Other considerations
The above cautions and contraindications should be taken into account when deciding whether or not to prescribe SGLT-2 inhibitors; a decision-making consideration process to follow during a patient's hospitalisation is included in Kirwin and Cannon (2025), based on Newcastle upon Tyne Hospitals NHS Foundation Trust's internal guideline, which will be of use to prescribers.
Kirwin and Cannon (2025) highlight that when a patient is admitted to hospital, a medication review should be conducted within the first 48 hours of admission and, subsequently, as often as clinically necessary. This review should consider the patient's primary complaint, laboratory test results, clinical observations, and potential drug interactions. Ongoing assessments – including repeat blood tests and evaluations of oral intake – should be performed at least every 48 hours to guide the decision on whether to continue or discontinue the SGLT2 inhibitor (Kirwin and Cannon, 2025).
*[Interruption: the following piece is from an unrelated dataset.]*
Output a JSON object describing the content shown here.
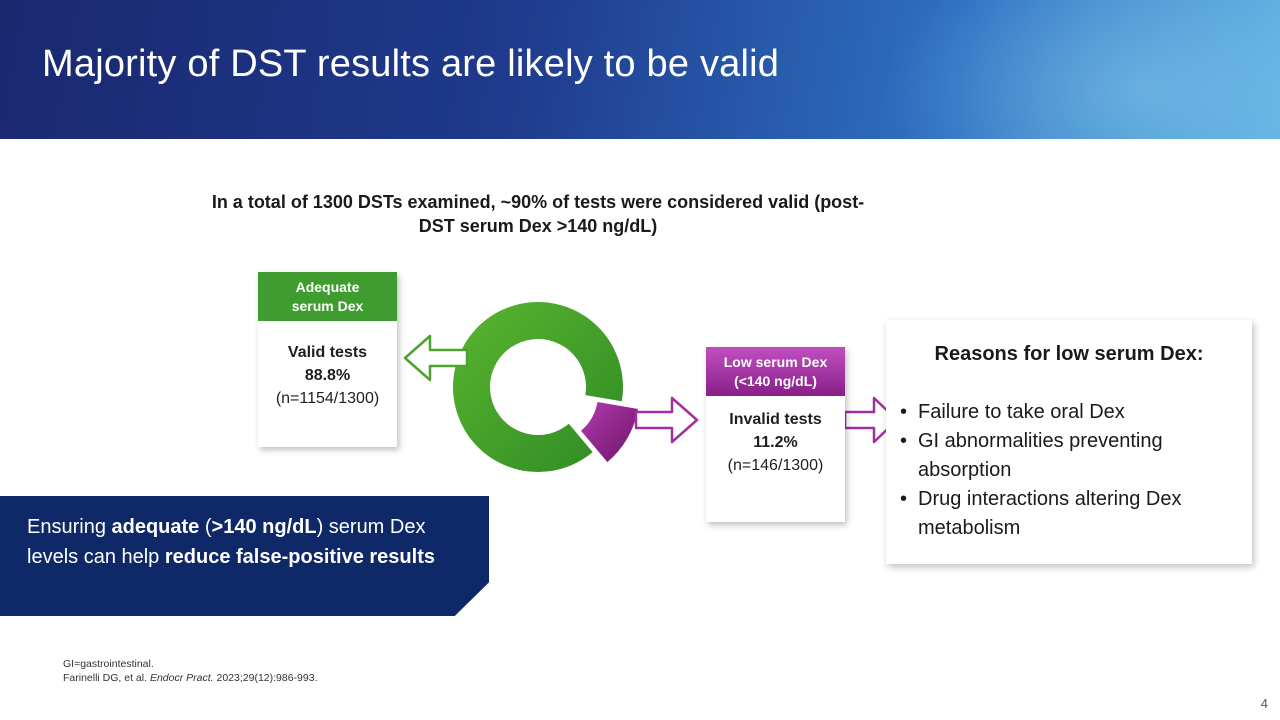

Additional considerations when determining whether to prescribe or suspend an SGLT-2 inhibitor on a case-by-case patient basis, particularly in relation to their risk of developing DKA, include their ability to tolerate oral intake of SGLT2 inhibitor, as well as their potential to manage physiological stress such as surgery, infection, or gastrointestinal issues like vomiting and diarrhea (Kirwin and Cannon, 2025).
The internal guidelines of Newcastle upon Tyne Hospitals NHS Foundation Trust have been recently updated and were developed collaboratively by a multidisciplinary team (MDT) comprising renal, cardiology, and endocrinology specialists to mitigate potential risks and optimise patient outcomes. According to these guidelines, SGLT2 inhibitors should be withheld while awaiting medical review in the A&E department and the admissions assessment suite.
As with prescribing any medication, benefits should be weighed against risks, and contraindications should always be noted. Additionally, given the fact that patients receiving SGLT2 inhibitors may often be under the care of multiple specialties, MDT collaboration is essential to ensure the medication remains safe and effective across all indicated conditions (Kirwin and Cannon, 2025).